La ville est totalement ruinée par les invasions musulmanes et hongroises entre 934 et 949. Elle est dominée par les seigneurs ecclésiastiques : couvents, collégiales de Saint-Nizier, de Saint-Just et de Saint-Paul, « Église de Lyon » enfin, sont principalement implantés sur la rive droite du fleuve, dans la « cité ». Les deux membres de cette « Église » — chapitre cathédrale et archevêque — se disputent naturellement le gouvernement du diocèse, du comté et de la ville, auquel aspire également la première dynastie comtale du Forez. Vassal nominal de l’Empereur, l’archevêque de Lyon rejette par la force ses prétentions en 1076. Après l’archiépiscopat de saint Gebuin († 1081), premier à être honoré en 1079 du titre de « primat des Gaules », après celui du légat Hugues de Die ou de Romans (1082-1106), rigoureux réformateur grégorien, Frédéric Ier Barberousse concède à perpétuité la cité de Lyon « et tous les droits régaliens en deçà de la Saône » à l’archevêque Héraclius de Montboissier (1153-1163) et à ses successeurs par la bulle d’or de 1157.

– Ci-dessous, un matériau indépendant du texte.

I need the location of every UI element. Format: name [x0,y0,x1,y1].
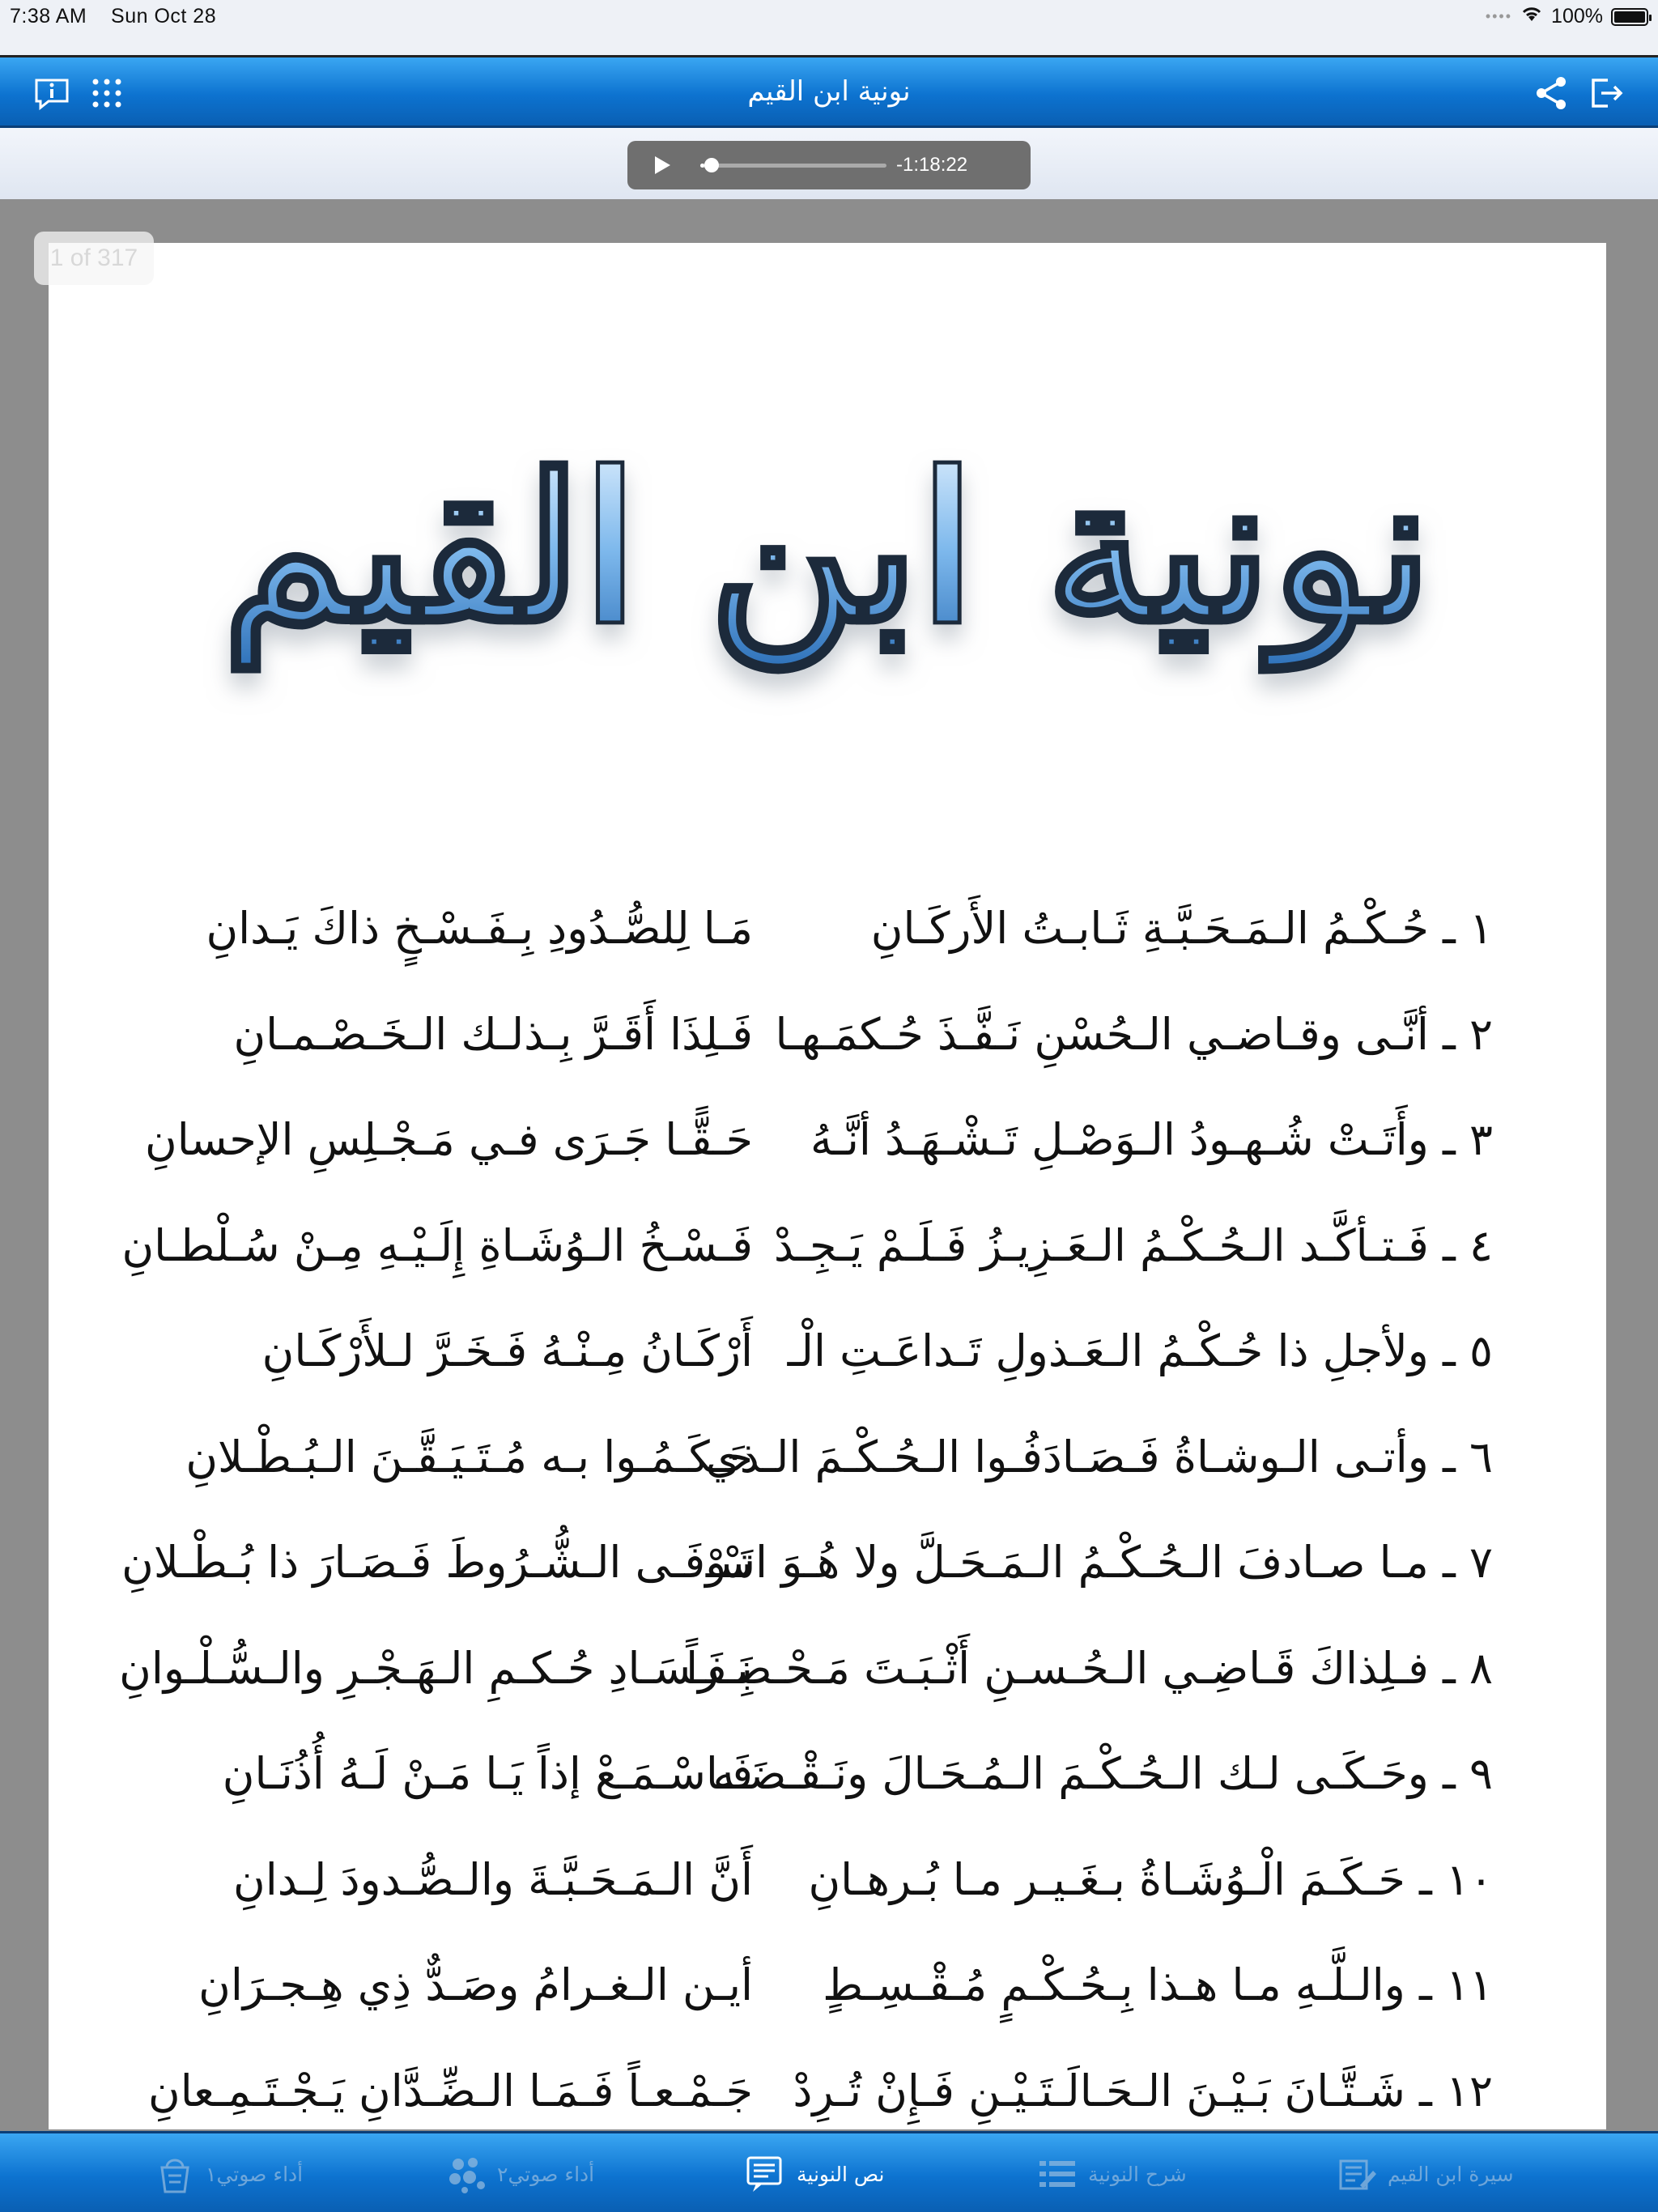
verse-second-hemistich: بِـفَـسَـادِ حُـكـمِ الـهَـجْـرِ والـسُّـلْـوانِ [119,1642,753,1694]
verse-second-hemistich: أَنَّ الـمَـحَـبَّـةَ والـصُّـدودَ لِـدانِ [233,1853,753,1905]
verse-first-hemistich: ٢ ـ أنَّـى وقـاضـي الـحُسْنِ نَـفَّـذَ حُـكمَـهـا [775,1008,1493,1060]
verse-first-hemistich: ٤ ـ فَـتـأكَّـد الـحُـكْـمُ الـعَـزِيـزُ فَـلَـمْ يَـجِـدْ [773,1219,1493,1271]
battery-icon [1611,8,1648,26]
tab-bar [0,2131,1658,2212]
progress-fill [700,164,704,168]
progress-track[interactable] [700,164,886,168]
player-strip [0,128,1658,199]
remaining-time: -1:18:22 [896,154,968,176]
verse-second-hemistich: حَـقًّـا جَـرَى فـي مَـجْـلِسِ الإحسانِ [145,1114,753,1165]
verse-second-hemistich: فَـسْـخُ الـوُشَـاةِ إِلَـيْـهِ مِـنْ سُـلْطـانِ [121,1219,753,1271]
status-date: Sun Oct 28 [111,5,217,28]
tab-label: أداء صوتي١ [206,2162,304,2186]
verse-row [49,1959,1606,2065]
audio-1-icon [154,2153,196,2195]
verse-first-hemistich: ١ ـ حُـكْـمُ الـمَـحَـبَّـةِ ثَـابـتُ الأَركَـانِ [870,903,1493,954]
tab-audio-1[interactable] [154,2148,303,2200]
tab-label: سيرة ابن القيم [1388,2162,1514,2186]
verse-row [49,1854,1606,1959]
verse-row [49,1537,1606,1642]
document-page[interactable] [49,243,1606,2129]
verse-second-hemistich: حَـكَـمُـوا بـه مُـتَـيَـقَّـنَ الـبُـطْـلانِ [185,1431,753,1482]
text-document-icon [745,2153,787,2195]
tab-audio-2[interactable] [445,2148,594,2200]
title-art [210,429,1444,713]
verse-first-hemistich: ٨ ـ فـلِذاكَ قَـاضِـي الـحُـسـنِ أَثْـبَـتَ مَـحْـضَـراً [686,1642,1493,1694]
page-indicator: 1 of 317 [34,232,154,285]
status-bar [0,0,1658,55]
verse-row [49,1325,1606,1431]
verse-first-hemistich: ٦ ـ وأتـى الـوشـاةُ فَـصَـادَفُـوا الـحُـكْـمَ الـذي [705,1431,1493,1482]
verse-row [49,1748,1606,1853]
verse-row [49,1009,1606,1114]
status-time: 7:38 AM [10,5,87,28]
title-art-text: نونية ابن القيم [222,429,1433,667]
tab-list[interactable] [1036,2148,1187,2200]
nav-bar [0,55,1658,128]
verse-second-hemistich: أَرْكَـانُ مِـنْـهُ فَـخَـرَّ لـلأَرْكَـانِ [261,1325,753,1376]
verse-row [49,1114,1606,1219]
wifi-icon [1520,5,1543,28]
tab-text-document[interactable] [745,2148,884,2200]
signal-dots-icon: •••• [1485,8,1513,24]
page-title: نونية ابن القيم [747,75,911,108]
tab-label: شرح النونية [1088,2162,1187,2186]
verse-first-hemistich: ١٠ ـ حَـكَـمَ الْـوُشَـاةُ بـغَـيـر مـا بُـرهـانِ [808,1853,1493,1905]
play-icon[interactable] [648,152,674,178]
audio-2-icon [445,2153,487,2195]
verse-first-hemistich: ١٢ ـ شَـتَّـانَ بَـيْـنَ الـحَـالَـتَـيْـنِ فَـإِنْ تُـرِدْ [793,2065,1493,2116]
verse-row [49,1220,1606,1325]
battery-percent: 100% [1551,5,1603,28]
tab-label: نص النونية [797,2162,885,2186]
verse-row [49,1431,1606,1537]
title-art-graphic [210,429,1444,713]
progress-thumb[interactable] [704,158,719,172]
verse-first-hemistich: ٩ ـ وحَـكَـى لـك الـحُـكْـمَ الـمُـحَـالَ ونَـقْـضَـه [712,1748,1493,1799]
verse-second-hemistich: جَـمْـعـاً فَـمَـا الـضِّـدَّانِ يَـجْـتَـمِـعانِ [148,2065,753,2116]
verse-first-hemistich: ١١ ـ والـلَّـهِ مـا هـذا بِـحُـكْـمٍ مُـقْـسِـطٍ [823,1959,1493,2010]
verse-first-hemistich: ٧ ـ مـا صـادفَ الـحُـكْـمُ الـمَـحَـلَّ ولا هُـوَ اسْـ [705,1537,1493,1588]
verse-row [49,903,1606,1008]
verse-second-hemistich: فَـلِذَا أَقَـرَّ بِـذلـك الـخَـصْـمـانِ [233,1008,753,1060]
verse-row [49,1643,1606,1748]
verse-second-hemistich: تَـوْفَـى الـشُّـرُوطَ فَـصَـارَ ذا بُـطْـلانِ [121,1537,753,1588]
verse-second-hemistich: أيـن الـغـرامُ وصَـدٌّ ذِي هِـجـرَانِ [198,1959,753,2010]
verse-first-hemistich: ٥ ـ ولأجلِ ذا حُـكْـمُ الـعَـذولِ تَـداعَـتِ الْـ [787,1325,1493,1376]
verse-second-hemistich: فَـاسْـمَـعْ إذاً يَـا مَـنْ لَـهُ أُذُنَـانِ [222,1748,753,1799]
tab-biography[interactable] [1336,2148,1514,2200]
list-icon [1036,2153,1078,2195]
biography-icon [1336,2153,1378,2195]
battery-fill [1614,11,1645,23]
share-icon[interactable] [1532,74,1571,113]
exit-icon[interactable] [1587,74,1626,113]
tab-label: أداء صوتي٢ [497,2162,595,2186]
verse-first-hemistich: ٣ ـ وأَتَـتْ شُـهـودُ الـوَصْـلِ تَـشْـهَـدُ أنَّـهُ [810,1114,1493,1165]
verse-second-hemistich: مَـا لِلصُّـدُودِ بِـفَـسْـخٍ ذاكَ يَـدانِ [206,903,753,954]
audio-player [627,141,1031,189]
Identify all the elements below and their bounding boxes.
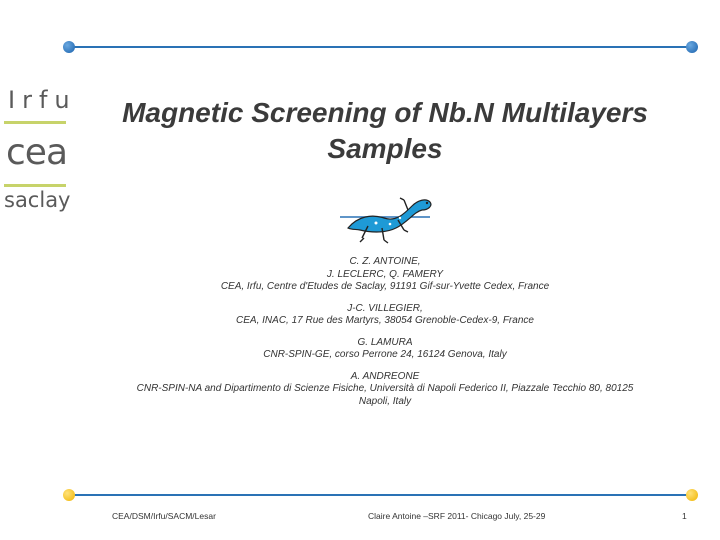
saclay-logo-text: saclay: [4, 188, 71, 212]
author-andreone: A. ANDREONE: [350, 370, 420, 382]
footer-center: Claire Antoine –SRF 2011- Chicago July, 25-29: [368, 511, 546, 521]
top-left-dot: [63, 41, 75, 53]
slide-title: [75, 95, 695, 167]
lizard-logo-icon: [338, 188, 438, 248]
page-number: 1: [682, 511, 687, 521]
bottom-left-dot: [63, 489, 75, 501]
bottom-rule: [70, 494, 692, 496]
top-rule: [70, 46, 692, 48]
title-line-1: Magnetic Screening of Nb.N Multilayers: [122, 97, 648, 128]
top-right-dot: [686, 41, 698, 53]
cea-logo-text: cea: [6, 132, 68, 173]
footer-left: CEA/DSM/Irfu/SACM/Lesar: [112, 511, 216, 521]
affiliation-napoli: Napoli, Italy: [358, 395, 412, 407]
author-list: [80, 256, 690, 417]
author-leclerc-famery: J. LECLERC, Q. FAMERY: [326, 268, 444, 280]
affiliation-cnr-spin-ge: CNR-SPIN-GE, corso Perrone 24, 16124 Genova, Italy: [263, 349, 507, 360]
irfu-underline: [4, 121, 66, 124]
author-block-villegier: [80, 303, 690, 328]
author-villegier: J-C. VILLEGIER,: [347, 302, 423, 314]
affiliation-cea-irfu: CEA, Irfu, Centre d'Etudes de Saclay, 91191 Gif-sur-Yvette Cedex, France: [220, 281, 550, 292]
author-block-andreone: [80, 371, 690, 409]
author-lamura: G. LAMURA: [357, 336, 413, 348]
author-block-antoine: [80, 256, 690, 294]
title-line-2: Samples: [327, 133, 443, 164]
author-block-lamura: [80, 337, 690, 362]
affiliation-cnr-spin-na: CNR-SPIN-NA and Dipartimento di Scienze Fisiche, Università di Napoli Federico II, Piazzale Tecchio 80, 80125: [136, 383, 634, 394]
author-antoine: C. Z. ANTOINE,: [349, 256, 421, 267]
irfu-logo-text: Irfu: [8, 86, 77, 114]
bottom-right-dot: [686, 489, 698, 501]
affiliation-cea-inac: CEA, INAC, 17 Rue des Martyrs, 38054 Grenoble-Cedex-9, France: [236, 315, 534, 326]
saclay-overline: [4, 184, 66, 187]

Favorables à l’empereur, deux prélats se heurtent successivement à la seconde dynastie comtale du Forez, d’origine delphinale, qui, dès 1158, conteste le privilège de 1157, qui fait d’eux des princes d’Empire. En 1162, Guigues II pille même la ville de Lyon. La nomination, en 1165, d’un prélat orthodoxe, le cistercien Guichard († v. 1180), à l’instigation de Louis VII, permet la signature du traité de partage de 1173, par lequel le comte du Forez reconnaît la souveraineté de l’Église de Lyon sur les pays de la Saône et du Rhône. En 1193, cet accord est consolidé par l’élection au trône archiépiscopal du frère de Guigues II, Renaud II (1193-1226), qui dote sa principauté ecclésiastique d’une solide armature administrative.

La ville de Lyon est, dès lors, pratiquement indépendante sous l’autorité d’archevêques qui, comme le chapitre, recherchent surtout la protection du roi de France. Elle accueille le 2 décembre 1244 le pape Innocent IV. Assuré d’être secouru, si besoin est, par Louis IX, le pape y tient en 1245 un premier concile œcuménique, par lequel il fait déposer Frédéric II de Hohenstaufen.